La gauche perd une de ses grandes figures. Michel Rocard, l'ancien Premier ministre socialiste, est mort samedi à l'âge de 85 ans. Il est décédé dans un hôpital parisien, a précisé son fils.
Chef du gouvernement de François Mitterrand entre 1988 et 1991, on lui doit notamment le RMI (Revenu minimum d'insertion) et la CSG (Contribution sociale généralisée). Sous son mandat, il a également signé les accords de Matignon, mettant fin à des années de violences en Nouvelle-Calédonie, en 1988. Militant socialiste dès la fin des années 40, Michel Rocard a également été le théoricien de la "deuxième gauche", réformiste et décentralisatrice.
Passé à côté d'un destin présidentiel.
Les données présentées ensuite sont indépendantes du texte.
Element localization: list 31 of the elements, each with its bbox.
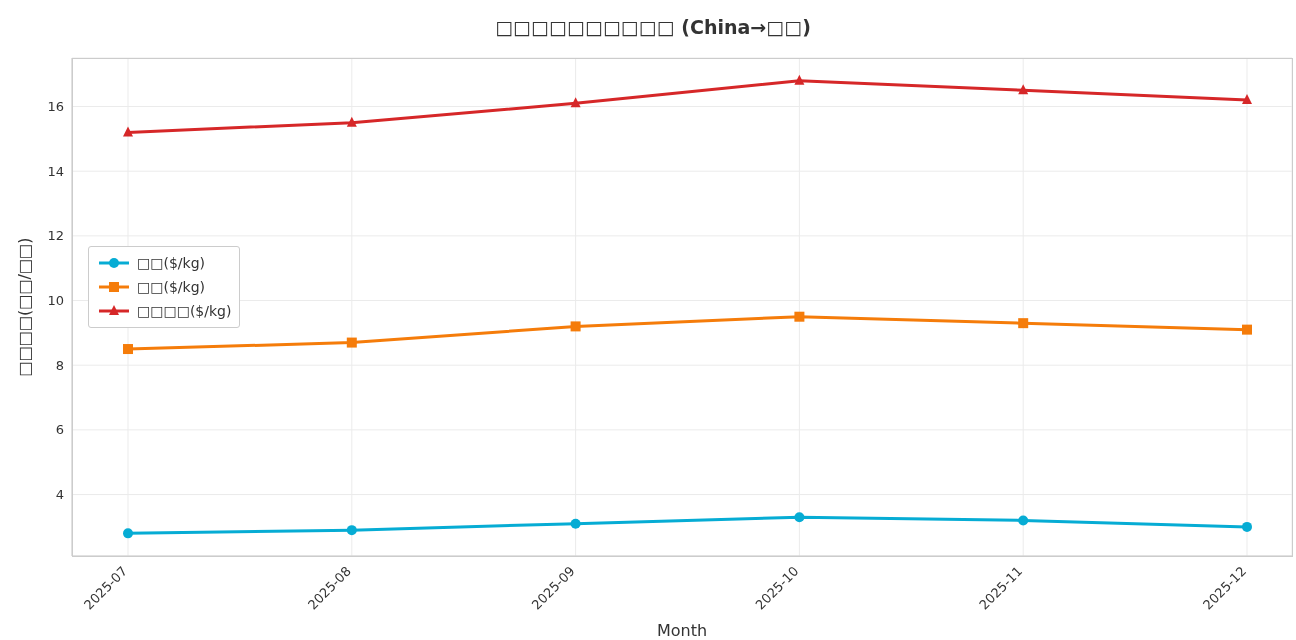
point	[1242, 521, 1252, 532]
y-tick-label: 12	[47, 228, 64, 244]
point	[346, 337, 357, 348]
y-tick-label: 4	[55, 487, 64, 503]
point	[570, 97, 581, 108]
point	[123, 126, 133, 137]
x-axis-title: Month	[656, 621, 708, 640]
point	[346, 116, 357, 127]
point	[570, 518, 581, 529]
point	[794, 74, 805, 85]
point	[1018, 318, 1029, 329]
point	[1242, 324, 1252, 335]
point	[123, 344, 133, 355]
y-tick-label: 14	[47, 163, 64, 179]
legend-label: □□($/kg)	[137, 255, 205, 271]
y-axis-title: □□□□(□□/□□)	[14, 237, 34, 377]
point	[1242, 94, 1252, 105]
point	[794, 311, 805, 322]
point	[570, 321, 581, 332]
point	[1018, 84, 1029, 95]
chart-title: □□□□□□□□□□ (China→□□)	[494, 16, 812, 38]
legend-label: □□($/kg)	[137, 279, 205, 295]
y-tick-label: 6	[55, 422, 64, 438]
legend-label: □□□□($/kg)	[137, 303, 232, 319]
point	[346, 525, 357, 536]
y-tick-label: 16	[47, 99, 64, 115]
y-tick-label: 8	[55, 357, 64, 373]
point	[123, 528, 133, 539]
point	[794, 512, 805, 523]
y-tick-label: 10	[47, 293, 64, 309]
point	[1018, 515, 1029, 526]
Michel Rocard est cependant passé à côté d'un destin présidentiel, son rêve. Il a longtemps été convaincu d'entrer un jour à l'Elysée, précisant toutefois, en 1988, qu'"il y a un doute sur le quand". Mais François Mitterrand, son grand rival, l'en a empêché. On a même parlé de "haine tranquille" entre les deux hommes, qui ont entretenu des relations très difficiles, notamment lors du passage de Michel Rocard à Matignon. "Le mépris profond que je porte à son absence d'éthique est compatible avec l'admiration totale que j'ai pour sa puissance tactique", disait l'ancien Premier ministre.
"J'ai influencé la culture de la gauche", assurait-il. L'ancien énarque, fils d'un des scientifiques à l'origine de la bombe atomique française, affirmait pourtant n'avoir aucun regret et préférait retenir l'empreinte laissée au sein de la gauche. "J'ai influencé la culture de la gauche. J'ai été un Premier ministre porteur de tout un courant qui dépassait le PS, mais qui ne prenait pas l'ensemble du parti, sur le plan de la modernisation de la pensée économique de la gauche", avait-il soutenu au micro d'Europe 1, en février 2009. "J'ai contribué à des tâches qui dépassent largement la dimension d'un Premier ministre. Je ne suis pas sûr qu'être Président y aurait changé grand chose".
Un européen convaincu. S'il fut un esprit rassembleur, Michel Rocard a aussi divisé, notamment sur la question de l'immigration. Il avait ainsi affirmé à plusieurs reprises que la France ne pouvait "pas héberger toute la misère du monde". Une phrase qui reste. Mais l'ancien Premier ministre restera également comme un des plus grands défenseurs de la construction européenne. Député européen pendant 14 ans, entre 1994 et 2009, il a également été un éphémère Premier secrétaire du PS (1993-1994).
L'ancien député et sénateur avait cependant pris du recul ces dernières années. Consulté aussi bien par Nicolas Sarkozy que par François Hollande, Michel Rocard n'a pas hésité, fin juin, a vivement critiqué Emmanuel Macron et Manuel Valls. "Macron comme Valls ont été formés dans un parti amputé. Ils sont loin de l'Histoire", avait-il déclaré dans un long entretien à l'hebdomadaire Le Point. La dernière saillie d'une figure de la gauche française.